North Carolina (4-3, 3-3) scored 10 points off the interceptions and led 34-17 at halftime.

In the first half, Van Dyke played like an unworthy successor to D’Eriq King, and a player whose job was mostly secure only because of injuries to King and fellow quarterback Jake Garcia. In the second, he played like the former four-star recruit he is.

“We’re going to keep working, Van Dyke said. “They just told me to calm down and just be yourself.”

The complexion of the offense changed after halftime. The Hurricanes ran for just 21 yards on 11 carries in the first half, then exploded for 136 yards on 23 carries in the second. With the pressure off, Van Dyke started to move the ball.

He scrambled for 11 yards on fourth-and-10 to keep the Hurricanes’ first drive of the third quarter alive. He threw a 60-yard swing pass to running back Jaylan Knighton for a touchdown on third-and-5 to cut the Tar Heels’ lead to 38-34 later in the third. In the fourth quarter, he cut North Carolina’s lead to 45-42 with 3:08 left when he rolled to his left and made a sidearm throw back against the grain for a two-point conversion.
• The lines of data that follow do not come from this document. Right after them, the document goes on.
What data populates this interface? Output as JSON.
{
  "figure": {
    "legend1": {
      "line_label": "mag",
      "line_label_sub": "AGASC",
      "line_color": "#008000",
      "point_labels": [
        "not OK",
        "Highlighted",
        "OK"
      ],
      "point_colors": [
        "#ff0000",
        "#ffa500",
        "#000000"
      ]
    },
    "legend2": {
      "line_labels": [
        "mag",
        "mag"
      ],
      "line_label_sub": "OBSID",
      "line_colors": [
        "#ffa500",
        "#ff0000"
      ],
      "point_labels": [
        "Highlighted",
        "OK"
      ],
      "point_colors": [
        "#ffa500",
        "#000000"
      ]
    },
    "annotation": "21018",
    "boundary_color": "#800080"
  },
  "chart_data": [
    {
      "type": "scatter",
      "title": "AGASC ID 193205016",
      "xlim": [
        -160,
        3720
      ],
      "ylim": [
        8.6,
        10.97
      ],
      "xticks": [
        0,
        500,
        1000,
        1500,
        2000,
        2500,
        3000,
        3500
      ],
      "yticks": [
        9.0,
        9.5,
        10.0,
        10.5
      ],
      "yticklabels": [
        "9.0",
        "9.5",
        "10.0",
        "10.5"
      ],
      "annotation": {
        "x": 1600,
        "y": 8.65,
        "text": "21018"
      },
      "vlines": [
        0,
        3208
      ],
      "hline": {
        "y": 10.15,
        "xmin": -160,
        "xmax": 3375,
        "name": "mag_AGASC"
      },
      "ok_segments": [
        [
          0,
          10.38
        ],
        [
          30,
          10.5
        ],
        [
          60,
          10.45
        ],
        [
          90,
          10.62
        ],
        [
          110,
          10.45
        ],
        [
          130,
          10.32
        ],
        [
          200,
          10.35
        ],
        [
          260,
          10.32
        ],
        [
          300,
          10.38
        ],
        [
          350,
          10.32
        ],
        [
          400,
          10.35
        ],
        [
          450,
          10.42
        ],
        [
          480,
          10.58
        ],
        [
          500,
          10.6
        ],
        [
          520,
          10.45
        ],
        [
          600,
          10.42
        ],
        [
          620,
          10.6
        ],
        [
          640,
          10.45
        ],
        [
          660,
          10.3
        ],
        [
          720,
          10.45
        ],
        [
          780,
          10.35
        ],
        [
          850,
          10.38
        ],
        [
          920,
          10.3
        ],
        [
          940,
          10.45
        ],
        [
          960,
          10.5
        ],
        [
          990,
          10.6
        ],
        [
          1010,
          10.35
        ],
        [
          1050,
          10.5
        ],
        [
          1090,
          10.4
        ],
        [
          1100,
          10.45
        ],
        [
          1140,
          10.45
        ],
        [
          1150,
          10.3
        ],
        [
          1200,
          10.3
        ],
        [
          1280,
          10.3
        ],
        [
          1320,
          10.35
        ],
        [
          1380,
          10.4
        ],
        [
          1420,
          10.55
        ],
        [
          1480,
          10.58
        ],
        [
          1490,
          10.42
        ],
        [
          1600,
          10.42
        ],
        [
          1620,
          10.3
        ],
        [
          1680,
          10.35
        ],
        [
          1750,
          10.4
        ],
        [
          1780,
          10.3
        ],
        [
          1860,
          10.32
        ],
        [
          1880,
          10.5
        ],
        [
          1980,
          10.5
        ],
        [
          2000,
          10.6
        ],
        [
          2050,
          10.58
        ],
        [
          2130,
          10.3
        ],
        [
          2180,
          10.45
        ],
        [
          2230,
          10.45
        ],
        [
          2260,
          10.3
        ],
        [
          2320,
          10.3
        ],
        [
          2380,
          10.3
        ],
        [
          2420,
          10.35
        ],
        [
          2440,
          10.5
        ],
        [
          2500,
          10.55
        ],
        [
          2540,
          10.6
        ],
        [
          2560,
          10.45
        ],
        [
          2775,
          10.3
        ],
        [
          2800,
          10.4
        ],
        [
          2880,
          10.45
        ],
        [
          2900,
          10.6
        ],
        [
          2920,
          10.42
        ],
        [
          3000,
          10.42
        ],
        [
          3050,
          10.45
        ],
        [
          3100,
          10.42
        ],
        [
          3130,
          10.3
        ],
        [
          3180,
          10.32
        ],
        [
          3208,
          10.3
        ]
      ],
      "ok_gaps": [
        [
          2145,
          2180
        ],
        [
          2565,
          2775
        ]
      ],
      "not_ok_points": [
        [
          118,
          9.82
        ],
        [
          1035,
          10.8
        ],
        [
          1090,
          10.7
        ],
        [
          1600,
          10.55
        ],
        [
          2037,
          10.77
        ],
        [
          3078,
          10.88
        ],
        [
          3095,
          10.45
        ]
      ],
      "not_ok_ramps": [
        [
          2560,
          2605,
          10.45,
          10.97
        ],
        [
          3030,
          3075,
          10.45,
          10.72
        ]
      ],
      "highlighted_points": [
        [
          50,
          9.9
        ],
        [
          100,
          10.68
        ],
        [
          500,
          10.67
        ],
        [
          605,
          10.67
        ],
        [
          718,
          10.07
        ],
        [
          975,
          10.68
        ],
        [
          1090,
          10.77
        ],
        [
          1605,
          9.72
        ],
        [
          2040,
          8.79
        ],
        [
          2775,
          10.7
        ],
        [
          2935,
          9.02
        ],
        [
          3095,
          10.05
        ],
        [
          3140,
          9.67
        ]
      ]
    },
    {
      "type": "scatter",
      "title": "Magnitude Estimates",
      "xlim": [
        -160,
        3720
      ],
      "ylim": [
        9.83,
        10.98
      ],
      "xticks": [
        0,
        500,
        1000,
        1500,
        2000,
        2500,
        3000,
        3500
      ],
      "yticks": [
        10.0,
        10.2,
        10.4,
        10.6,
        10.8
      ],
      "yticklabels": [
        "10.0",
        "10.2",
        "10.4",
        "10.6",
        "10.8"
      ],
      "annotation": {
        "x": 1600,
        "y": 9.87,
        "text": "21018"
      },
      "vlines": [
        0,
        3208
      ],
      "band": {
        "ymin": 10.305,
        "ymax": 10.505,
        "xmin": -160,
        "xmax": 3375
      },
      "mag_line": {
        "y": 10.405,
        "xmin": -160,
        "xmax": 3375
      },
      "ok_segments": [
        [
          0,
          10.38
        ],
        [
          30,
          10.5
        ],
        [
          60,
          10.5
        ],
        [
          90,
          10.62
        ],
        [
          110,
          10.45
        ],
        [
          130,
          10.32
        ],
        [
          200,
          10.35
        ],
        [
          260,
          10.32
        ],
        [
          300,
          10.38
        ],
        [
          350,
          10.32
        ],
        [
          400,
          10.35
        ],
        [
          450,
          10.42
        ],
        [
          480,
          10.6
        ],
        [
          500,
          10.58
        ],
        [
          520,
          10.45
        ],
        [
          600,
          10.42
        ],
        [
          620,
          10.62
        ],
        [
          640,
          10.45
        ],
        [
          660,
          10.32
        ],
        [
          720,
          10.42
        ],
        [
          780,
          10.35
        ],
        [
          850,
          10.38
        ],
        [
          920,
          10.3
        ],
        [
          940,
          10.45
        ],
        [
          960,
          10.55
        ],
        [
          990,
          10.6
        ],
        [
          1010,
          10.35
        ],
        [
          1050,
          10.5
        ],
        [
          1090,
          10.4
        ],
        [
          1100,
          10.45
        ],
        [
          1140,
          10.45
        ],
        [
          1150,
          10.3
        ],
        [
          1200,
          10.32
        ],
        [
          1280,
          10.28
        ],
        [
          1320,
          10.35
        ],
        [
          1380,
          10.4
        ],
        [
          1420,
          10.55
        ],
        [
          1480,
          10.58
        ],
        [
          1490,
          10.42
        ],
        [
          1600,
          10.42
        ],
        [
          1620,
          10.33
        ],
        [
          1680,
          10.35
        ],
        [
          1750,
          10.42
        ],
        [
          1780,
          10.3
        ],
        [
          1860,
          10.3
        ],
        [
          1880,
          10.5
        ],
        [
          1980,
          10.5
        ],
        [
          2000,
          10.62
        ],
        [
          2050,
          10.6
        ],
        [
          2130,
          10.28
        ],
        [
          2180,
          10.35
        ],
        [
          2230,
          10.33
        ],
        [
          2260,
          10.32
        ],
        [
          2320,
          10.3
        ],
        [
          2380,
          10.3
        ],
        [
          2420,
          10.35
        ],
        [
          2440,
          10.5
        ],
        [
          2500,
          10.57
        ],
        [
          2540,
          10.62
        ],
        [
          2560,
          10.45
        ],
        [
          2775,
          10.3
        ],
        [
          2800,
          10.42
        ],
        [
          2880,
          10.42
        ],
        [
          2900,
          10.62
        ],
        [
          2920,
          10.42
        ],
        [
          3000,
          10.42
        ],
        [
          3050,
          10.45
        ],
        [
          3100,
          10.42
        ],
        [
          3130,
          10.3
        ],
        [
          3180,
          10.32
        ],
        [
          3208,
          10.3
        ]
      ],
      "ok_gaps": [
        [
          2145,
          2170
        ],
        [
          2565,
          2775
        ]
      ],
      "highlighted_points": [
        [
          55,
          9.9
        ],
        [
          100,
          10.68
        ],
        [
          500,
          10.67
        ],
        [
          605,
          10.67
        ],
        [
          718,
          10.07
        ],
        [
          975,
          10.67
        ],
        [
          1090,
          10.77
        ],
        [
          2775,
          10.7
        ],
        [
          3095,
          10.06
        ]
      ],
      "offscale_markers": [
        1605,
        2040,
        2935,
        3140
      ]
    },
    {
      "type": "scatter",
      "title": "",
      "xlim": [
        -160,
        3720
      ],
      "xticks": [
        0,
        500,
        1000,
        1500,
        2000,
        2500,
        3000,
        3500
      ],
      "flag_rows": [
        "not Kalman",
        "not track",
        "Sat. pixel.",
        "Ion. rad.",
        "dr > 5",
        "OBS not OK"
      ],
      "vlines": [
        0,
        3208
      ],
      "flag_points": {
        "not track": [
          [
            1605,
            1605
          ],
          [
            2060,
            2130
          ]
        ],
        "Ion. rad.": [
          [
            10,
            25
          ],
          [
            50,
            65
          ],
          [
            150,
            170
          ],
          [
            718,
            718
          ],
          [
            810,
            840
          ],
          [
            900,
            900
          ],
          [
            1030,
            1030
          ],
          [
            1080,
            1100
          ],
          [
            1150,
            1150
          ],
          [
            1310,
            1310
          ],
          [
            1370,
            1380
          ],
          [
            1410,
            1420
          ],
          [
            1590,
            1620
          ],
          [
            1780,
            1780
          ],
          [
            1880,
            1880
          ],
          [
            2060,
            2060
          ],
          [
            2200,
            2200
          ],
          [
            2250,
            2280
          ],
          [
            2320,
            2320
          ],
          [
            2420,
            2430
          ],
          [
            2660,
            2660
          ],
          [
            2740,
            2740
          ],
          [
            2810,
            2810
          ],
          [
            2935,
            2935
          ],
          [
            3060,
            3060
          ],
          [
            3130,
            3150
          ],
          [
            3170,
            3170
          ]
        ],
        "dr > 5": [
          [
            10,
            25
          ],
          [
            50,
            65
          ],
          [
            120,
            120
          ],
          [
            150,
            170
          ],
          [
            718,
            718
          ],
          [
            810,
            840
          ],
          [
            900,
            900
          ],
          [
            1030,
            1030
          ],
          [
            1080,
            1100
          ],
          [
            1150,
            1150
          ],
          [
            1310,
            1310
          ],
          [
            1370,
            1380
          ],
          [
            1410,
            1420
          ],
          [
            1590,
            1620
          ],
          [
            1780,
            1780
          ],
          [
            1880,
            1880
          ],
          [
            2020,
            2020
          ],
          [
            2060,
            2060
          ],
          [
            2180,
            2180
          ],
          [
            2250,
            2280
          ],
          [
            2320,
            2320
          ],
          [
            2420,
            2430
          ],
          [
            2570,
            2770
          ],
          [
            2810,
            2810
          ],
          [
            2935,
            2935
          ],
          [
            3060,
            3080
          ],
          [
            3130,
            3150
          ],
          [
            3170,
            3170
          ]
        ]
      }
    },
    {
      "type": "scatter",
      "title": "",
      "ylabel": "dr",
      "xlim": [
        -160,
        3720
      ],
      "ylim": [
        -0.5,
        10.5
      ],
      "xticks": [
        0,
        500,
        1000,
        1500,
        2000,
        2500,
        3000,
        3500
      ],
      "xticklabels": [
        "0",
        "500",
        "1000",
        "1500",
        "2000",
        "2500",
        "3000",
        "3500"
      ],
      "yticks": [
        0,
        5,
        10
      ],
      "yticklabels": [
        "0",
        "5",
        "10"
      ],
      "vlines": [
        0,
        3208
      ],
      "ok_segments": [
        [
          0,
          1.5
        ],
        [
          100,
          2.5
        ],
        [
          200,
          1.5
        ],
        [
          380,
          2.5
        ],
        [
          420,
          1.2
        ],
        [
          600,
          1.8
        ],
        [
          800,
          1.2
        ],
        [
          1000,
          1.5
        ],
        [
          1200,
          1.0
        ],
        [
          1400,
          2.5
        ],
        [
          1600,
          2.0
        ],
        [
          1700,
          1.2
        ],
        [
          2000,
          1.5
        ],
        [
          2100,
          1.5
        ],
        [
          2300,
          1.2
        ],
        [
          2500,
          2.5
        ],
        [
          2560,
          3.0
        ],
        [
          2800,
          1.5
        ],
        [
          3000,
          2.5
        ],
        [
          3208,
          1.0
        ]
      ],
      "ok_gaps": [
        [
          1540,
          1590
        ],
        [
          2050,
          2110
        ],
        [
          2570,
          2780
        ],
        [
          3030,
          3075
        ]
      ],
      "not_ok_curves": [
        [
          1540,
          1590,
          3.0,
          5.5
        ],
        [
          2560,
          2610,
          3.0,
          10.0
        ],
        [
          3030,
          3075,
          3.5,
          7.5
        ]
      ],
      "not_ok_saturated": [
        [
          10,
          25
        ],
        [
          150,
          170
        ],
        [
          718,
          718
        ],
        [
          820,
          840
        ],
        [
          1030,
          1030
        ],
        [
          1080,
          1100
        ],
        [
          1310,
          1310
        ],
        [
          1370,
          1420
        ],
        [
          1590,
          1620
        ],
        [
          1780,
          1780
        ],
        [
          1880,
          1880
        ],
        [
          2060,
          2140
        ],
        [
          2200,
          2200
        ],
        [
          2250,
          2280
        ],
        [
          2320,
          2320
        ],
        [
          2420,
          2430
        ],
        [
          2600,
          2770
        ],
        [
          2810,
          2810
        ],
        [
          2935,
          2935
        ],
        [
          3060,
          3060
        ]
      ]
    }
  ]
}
On the final drive, he did enough to at least force overtime. He took Miami from its own 28 all the way into the red zone by completing a 13-yard swing pass and breaking off runs of 14 and 12 yards before heartbreak.

He had wide receiver Charleston Rambo open in the middle of the field, he said, only he didn’t get the ball up high enough. Gray came up with another interception and the Hurricanes fell to their worst start since 1997.

“We had them,” Van Dyke said. “It was just an unfortunate break.”